Properly timed. A business is started at a time when customers need the product so as to
solve their problems.
Good growth potential. The business has the ability to expand in size.
Ease of entry into the market. It is simple for the business to enter the market due to less
restriction.
Related to ones’ skills and experience. This enables smooth/ effective running of the business
Able to use locally available resources. E.g. labour, raw materials, among others.
Acceptability by the community. The business activities are allowed in the community.
NB: Before investing in a business, ones needs to find out whether it is both feasible and viable.
Feasibility And Viability
A feasible business is one that can easily be implemented using the available resources.
While A viable business is one that is profitable.
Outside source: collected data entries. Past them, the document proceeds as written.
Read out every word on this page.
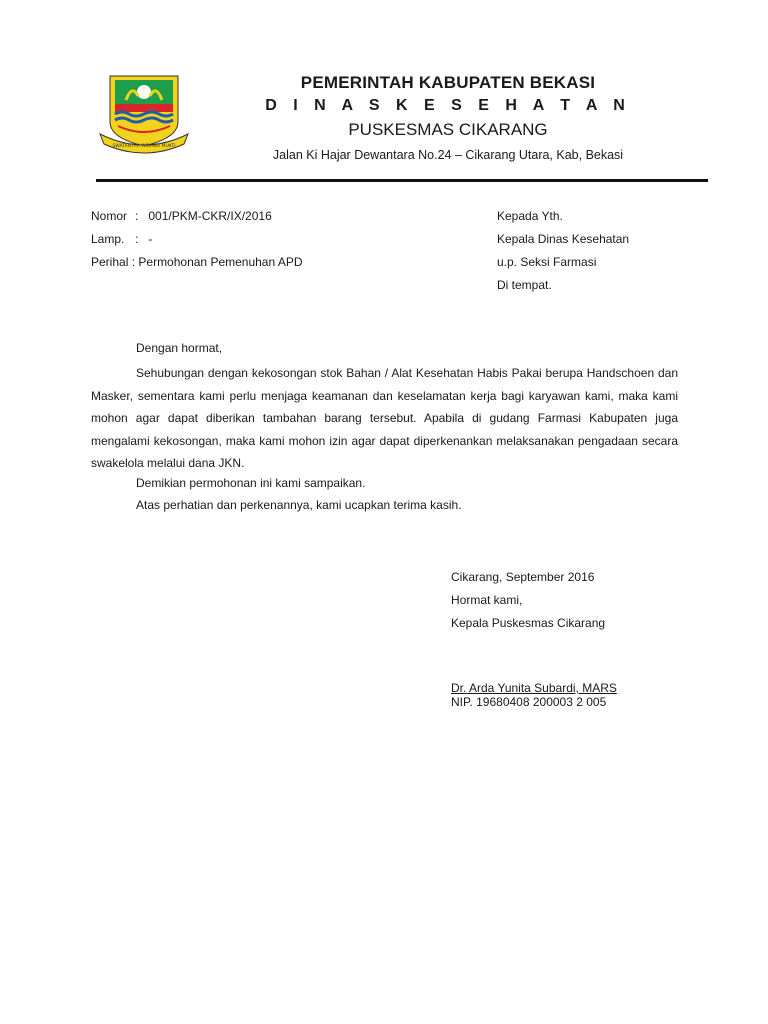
SWATANTRA WIBAWA MUKTI
PEMERINTAH KABUPATEN BEKASI
D I N A S K E S E H A T A N
PUSKESMAS CIKARANG
Jalan Ki Hajar Dewantara No.24 – Cikarang Utara, Kab, Bekasi
Nomor : 001/PKM-CKR/IX/2016
Lamp. : -
Perihal : Permohonan Pemenuhan APD
Kepada Yth.
Kepala Dinas Kesehatan
u.p. Seksi Farmasi
Di tempat.
Dengan hormat,
Sehubungan dengan kekosongan stok Bahan / Alat Kesehatan Habis Pakai berupa Handschoen dan Masker, sementara kami perlu menjaga keamanan dan keselamatan kerja bagi karyawan kami, maka kami mohon agar dapat diberikan tambahan barang tersebut. Apabila di gudang Farmasi Kabupaten juga mengalami kekosongan, maka kami mohon izin agar dapat diperkenankan melaksanakan pengadaan secara swakelola melalui dana JKN.
Demikian permohonan ini kami sampaikan.
Atas perhatian dan perkenannya, kami ucapkan terima kasih.
Cikarang, September 2016
Hormat kami,
Kepala Puskesmas Cikarang
Dr. Arda Yunita Subardi, MARS
NIP. 19680408 200003 2 005
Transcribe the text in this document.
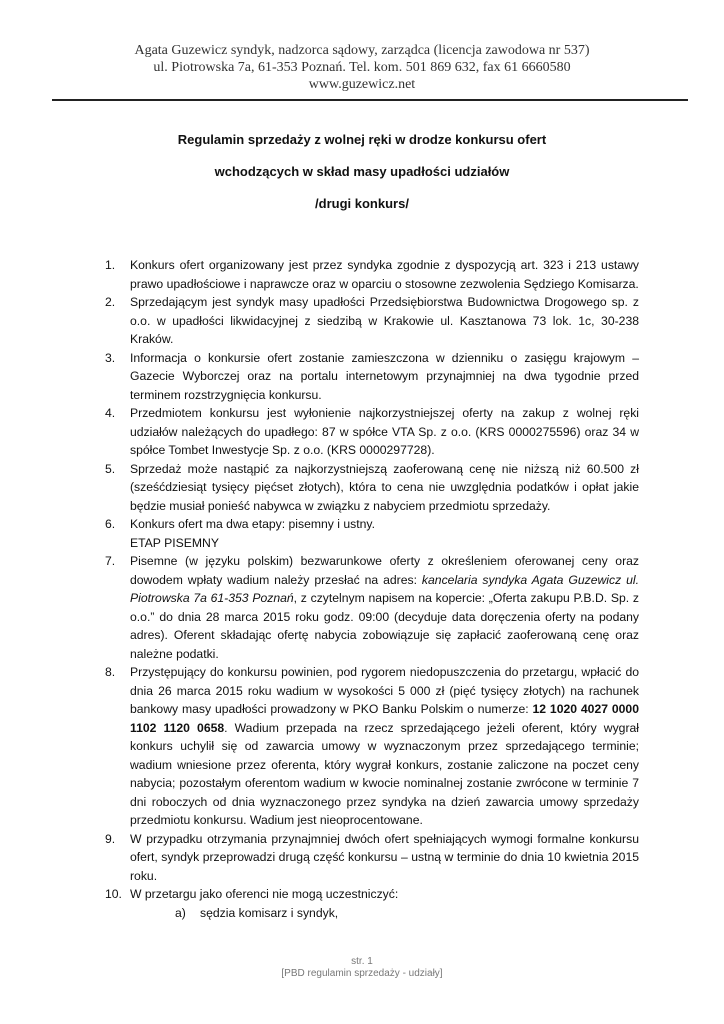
Agata Guzewicz syndyk, nadzorca sądowy, zarządca (licencja zawodowa nr 537)
ul. Piotrowska 7a, 61-353 Poznań. Tel. kom. 501 869 632, fax 61 6660580
www.guzewicz.net
Regulamin sprzedaży z wolnej ręki w drodze konkursu ofert
wchodzących w skład masy upadłości udziałów
/drugi konkurs/
1. Konkurs ofert organizowany jest przez syndyka zgodnie z dyspozycją art. 323 i 213 ustawy prawo upadłościowe i naprawcze oraz w oparciu o stosowne zezwolenia Sędziego Komisarza.
2. Sprzedającym jest syndyk masy upadłości Przedsiębiorstwa Budownictwa Drogowego sp. z o.o. w upadłości likwidacyjnej z siedzibą w Krakowie ul. Kasztanowa 73 lok. 1c, 30-238 Kraków.
3. Informacja o konkursie ofert zostanie zamieszczona w dzienniku o zasięgu krajowym – Gazecie Wyborczej oraz na portalu internetowym przynajmniej na dwa tygodnie przed terminem rozstrzygnięcia konkursu.
4. Przedmiotem konkursu jest wyłonienie najkorzystniejszej oferty na zakup z wolnej ręki udziałów należących do upadłego: 87 w spółce VTA Sp. z o.o. (KRS 0000275596) oraz 34 w spółce Tombet Inwestycje Sp. z o.o. (KRS 0000297728).
5. Sprzedaż może nastąpić za najkorzystniejszą zaoferowaną cenę nie niższą niż 60.500 zł (sześćdziesiąt tysięcy pięćset złotych), która to cena nie uwzględnia podatków i opłat jakie będzie musiał ponieść nabywca w związku z nabyciem przedmiotu sprzedaży.
6. Konkurs ofert ma dwa etapy: pisemny i ustny.
ETAP PISEMNY
7. Pisemne (w języku polskim) bezwarunkowe oferty z określeniem oferowanej ceny oraz dowodem wpłaty wadium należy przesłać na adres: kancelaria syndyka Agata Guzewicz ul. Piotrowska 7a 61-353 Poznań, z czytelnym napisem na kopercie: „Oferta zakupu P.B.D. Sp. z o.o.” do dnia 28 marca 2015 roku godz. 09:00 (decyduje data doręczenia oferty na podany adres). Oferent składając ofertę nabycia zobowiązuje się zapłacić zaoferowaną cenę oraz należne podatki.
8. Przystępujący do konkursu powinien, pod rygorem niedopuszczenia do przetargu, wpłacić do dnia 26 marca 2015 roku wadium w wysokości 5 000 zł (pięć tysięcy złotych) na rachunek bankowy masy upadłości prowadzony w PKO Banku Polskim o numerze: 12 1020 4027 0000 1102 1120 0658. Wadium przepada na rzecz sprzedającego jeżeli oferent, który wygrał konkurs uchylił się od zawarcia umowy w wyznaczonym przez sprzedającego terminie; wadium wniesione przez oferenta, który wygrał konkurs, zostanie zaliczone na poczet ceny nabycia; pozostałym oferentom wadium w kwocie nominalnej zostanie zwrócone w terminie 7 dni roboczych od dnia wyznaczonego przez syndyka na dzień zawarcia umowy sprzedaży przedmiotu konkursu. Wadium jest nieoprocentowane.
9. W przypadku otrzymania przynajmniej dwóch ofert spełniających wymogi formalne konkursu ofert, syndyk przeprowadzi drugą część konkursu – ustną w terminie do dnia 10 kwietnia 2015 roku.
10. W przetargu jako oferenci nie mogą uczestniczyć:
a) sędzia komisarz i syndyk,
str. 1
[PBD regulamin sprzedaży - udziały]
A feasibility study is one carried out to find out the extent to which a business idea can be
implemented using the available resources, while a viability study is one carried out to find out
the extent to which a business idea is profitable.
Indicators/ manifestations of a viable or feasible business
Availability of required resources for example, capital, raw materials, labour and land
Presence of required technical skills. These include machines and skilled labour needed to
produce the required goods and services.
Acceptability by the community. The business operations are allowed within society.
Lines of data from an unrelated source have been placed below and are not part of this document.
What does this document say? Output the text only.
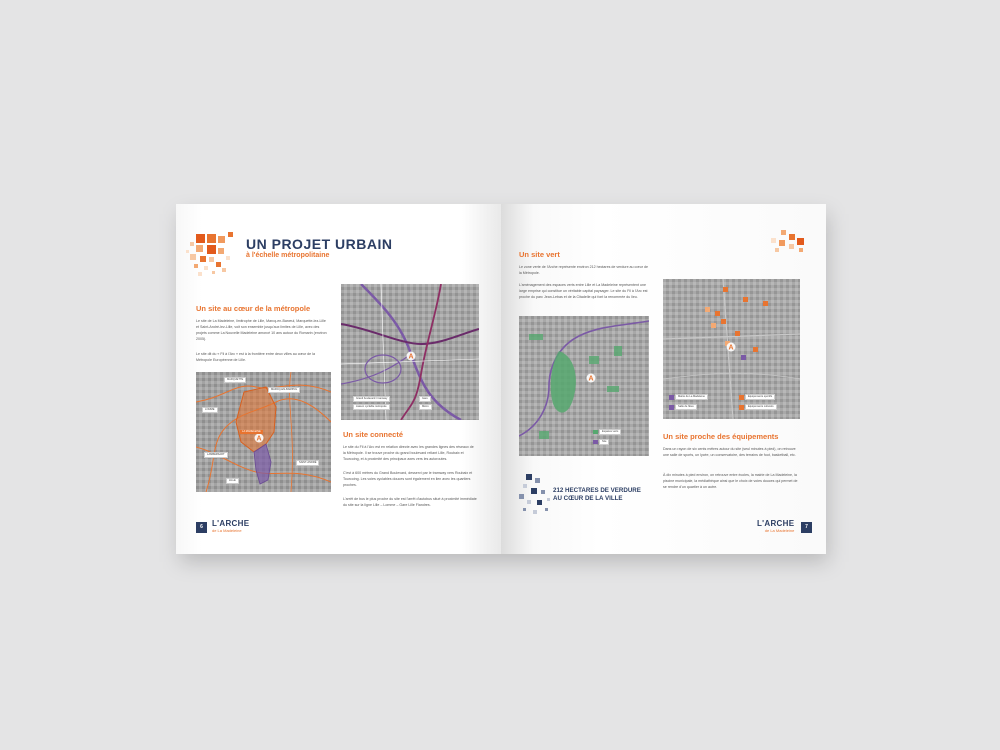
UN PROJET URBAIN
à l'échelle métropolitaine
Un site au cœur de la métropole
Le site de La Madeleine, limitrophe de Lille, Marcq-en-Barœul, Marquette-lez-Lille et Saint-André-lez-Lille, voit son ensemble jusqu'aux limites de Lille, avec des projets comme La Nouvelle Madeleine amorcé 10 ans autour du Romarin (environ 2005).
Le site dit du « Fil à l'Arc » est à la frontière entre deux villes au cœur de la Métropole Européenne de Lille.
A
MARQUETTE
MARCQ-EN-BARŒUL
LA MADELEINE
LAMBERSART
SAINT-ANDRÉ
LILLE
LOMME
A
Grand boulevard / tramway
Liaison cyclable métropole
Gare
Métro
Un site connecté
Le site du Fil à l'Arc est en relation directe avec les grandes lignes des réseaux de la Métropole. Il se trouve proche du grand boulevard reliant Lille, Roubaix et Tourcoing, et à proximité des principaux axes vers les autoroutes.
C'est à 600 mètres du Grand Boulevard, desservi par le tramway vers Roubaix et Tourcoing. Les voies cyclables douces sont également en lien avec les quartiers proches.
L'arrêt de bus le plus proche du site est l'arrêt d'autobus situé à proximité immédiate du site sur la ligne Lille – Lomme – Gare Lille Flandres.
6	L'ARCHE
de La Madeleine
Un site vert
Le zone verte de l'Arche représente environ 212 hectares de verdure au cœur de la Métropole.
L'aménagement des espaces verts entre Lille et La Madeleine représentent une large emprise qui constitue un véritable capital paysager. Le site du Fil à l'Arc est proche du parc Jean-Lebas et de la Citadelle qui font la renommée du lieu.
A
Espaces verts
Site
212 HECTARES DE VERDURE
AU CŒUR DE LA VILLE
A
Mairie de La Madeleine
Salle de fêtes
Équipements sportifs
Équipements culturels
Un site proche des équipements
Dans un rayon de six cents mètres autour du site (seul minutes à pied), on retrouve une salle de sports, un lycée, un conservatoire, des terrains de foot, basketball, etc.
À dix minutes à pied environ, on retrouve entre écoles, la mairie de La Madeleine, la piscine municipale, la médiathèque ainsi que le choix de voies douces qui permet de se rendre d'un quartier à un autre.
L'ARCHE
de La Madeleine
7
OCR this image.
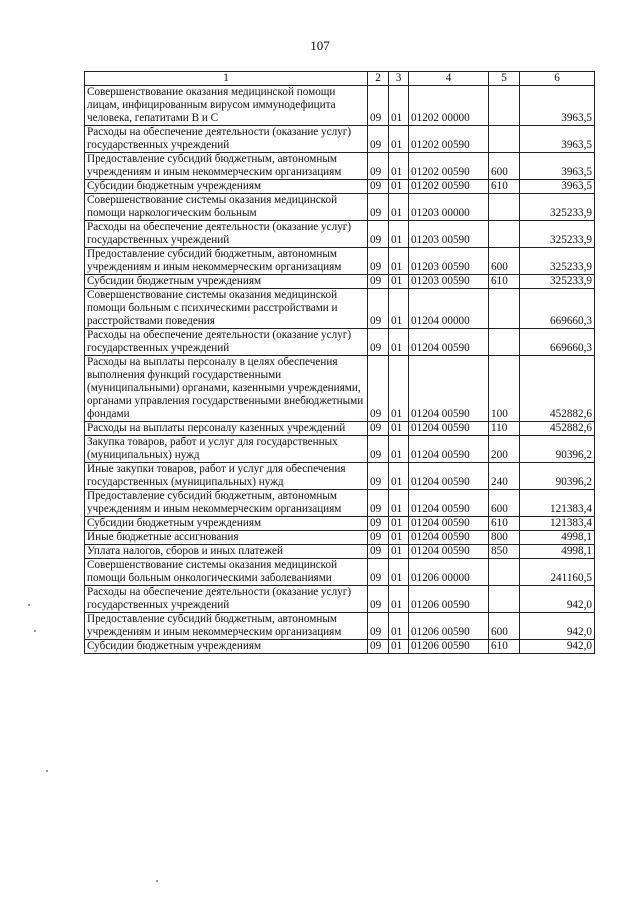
107
1	2	3	4	5	6
Совершенствование оказания медицинской помощи лицам, инфицированным вирусом иммунодефицита человека, гепатитами В и С	09	01	01202 00000		3963,5
Расходы на обеспечение деятельности (оказание услуг) государственных учреждений	09	01	01202 00590		3963,5
Предоставление субсидий бюджетным, автономным учреждениям и иным некоммерческим организациям	09	01	01202 00590	600	3963,5
Субсидии бюджетным учреждениям	09	01	01202 00590	610	3963,5
Совершенствование системы оказания медицинской помощи наркологическим больным	09	01	01203 00000		325233,9
Расходы на обеспечение деятельности (оказание услуг) государственных учреждений	09	01	01203 00590		325233,9
Предоставление субсидий бюджетным, автономным учреждениям и иным некоммерческим организациям	09	01	01203 00590	600	325233,9
Субсидии бюджетным учреждениям	09	01	01203 00590	610	325233,9
Совершенствование системы оказания медицинской помощи больным с психическими расстройствами и расстройствами поведения	09	01	01204 00000		669660,3
Расходы на обеспечение деятельности (оказание услуг) государственных учреждений	09	01	01204 00590		669660,3
Расходы на выплаты персоналу в целях обеспечения выполнения функций государственными (муниципальными) органами, казенными учреждениями, органами управления государственными внебюджетными фондами	09	01	01204 00590	100	452882,6
Расходы на выплаты персоналу казенных учреждений	09	01	01204 00590	110	452882,6
Закупка товаров, работ и услуг для государственных (муниципальных) нужд	09	01	01204 00590	200	90396,2
Иные закупки товаров, работ и услуг для обеспечения государственных (муниципальных) нужд	09	01	01204 00590	240	90396,2
Предоставление субсидий бюджетным, автономным учреждениям и иным некоммерческим организациям	09	01	01204 00590	600	121383,4
Субсидии бюджетным учреждениям	09	01	01204 00590	610	121383,4
Иные бюджетные ассигнования	09	01	01204 00590	800	4998,1
Уплата налогов, сборов и иных платежей	09	01	01204 00590	850	4998,1
Совершенствование системы оказания медицинской помощи больным онкологическими заболеваниями	09	01	01206 00000		241160,5
Расходы на обеспечение деятельности (оказание услуг) государственных учреждений	09	01	01206 00590		942,0
Предоставление субсидий бюджетным, автономным учреждениям и иным некоммерческим организациям	09	01	01206 00590	600	942,0
Субсидии бюджетным учреждениям	09	01	01206 00590	610	942,0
Favourable government policy of taxation for example low tax rates, tax exemptions, and so
forth.
Presence of well developed infrastructure like roads, buildings, electricity, among others.
business competitors
Labour requirements
Technology requirements
Cost of buildings
Transport requirements
3. Financial viability study. This shows how attractive or hopeless a business idea is from a
financial point of view.
Capacity utilization of the project. This is the ability of the business to use the available
resources to bring productivity.
Income estimates. That is, how much revenue to receive in a given period of time.
Expenditure estimates. That is, how much money to spend out in a given period of time.
Profitability estimates. That is, the expected return on investment in a given period of time.
Risk mitigation/risk control. Involves coming up with potential ways of reducing business
risks.
Estimated cash flow. Involves identifying the possible sources of cash inflow and cash
outflow.
4. Legal feasibility study. This shows the ability of the business to operate within the available
business laws.
5. Environmental feasibility study. This shows the ability of the business to be implemented
while observing the set environmental standards.
6. Cultural feasibility study. This shows the ability of the business to be implemented while
observing existing cultural beliefs and practices.
Purpose of carrying out a feasibility study
To find out the potential current market
To find out the Estimated total business costs. E.g. fixed capital costs, working capital costs,
startup capital costs
To identify the Sources of finance. E.g. personal savings, bank loans, sell of shares
To establish income estimates. That is, how much revenue to receive in a given period of time.
To come up with Expenditure estimates. That is, how much money to spend out in a given
period of time.
To establish Profitability estimates. That is, the expected return on investment in a given
period of time.
To carry out a Risk analysis. Involves finding out the potential business risks.
To come up with different Risk mitigation/risk control measures. Involves coming up with
potential ways of reducing business risks.
To identify the estimated cash flow of the business. Involves identifying the possible sources
of cash inflow and cash outflow.
Evaluating of a business opportunity
This involves determining whether it is profitable to start a given business
Steps involved in determining the profitability of a potential business
1. Deciding on the type of business. That is, manufacturing or service business and the respective
products to deal in.
3. Estimating sales. That is, how much you revenue is expected from the sale of business
products.
4. Estimating costs. That is, expenses for running the business such as rent, power, salaries and
so forth.
5. Estimating profits. This involves subtracting estimated costs from estimated sales.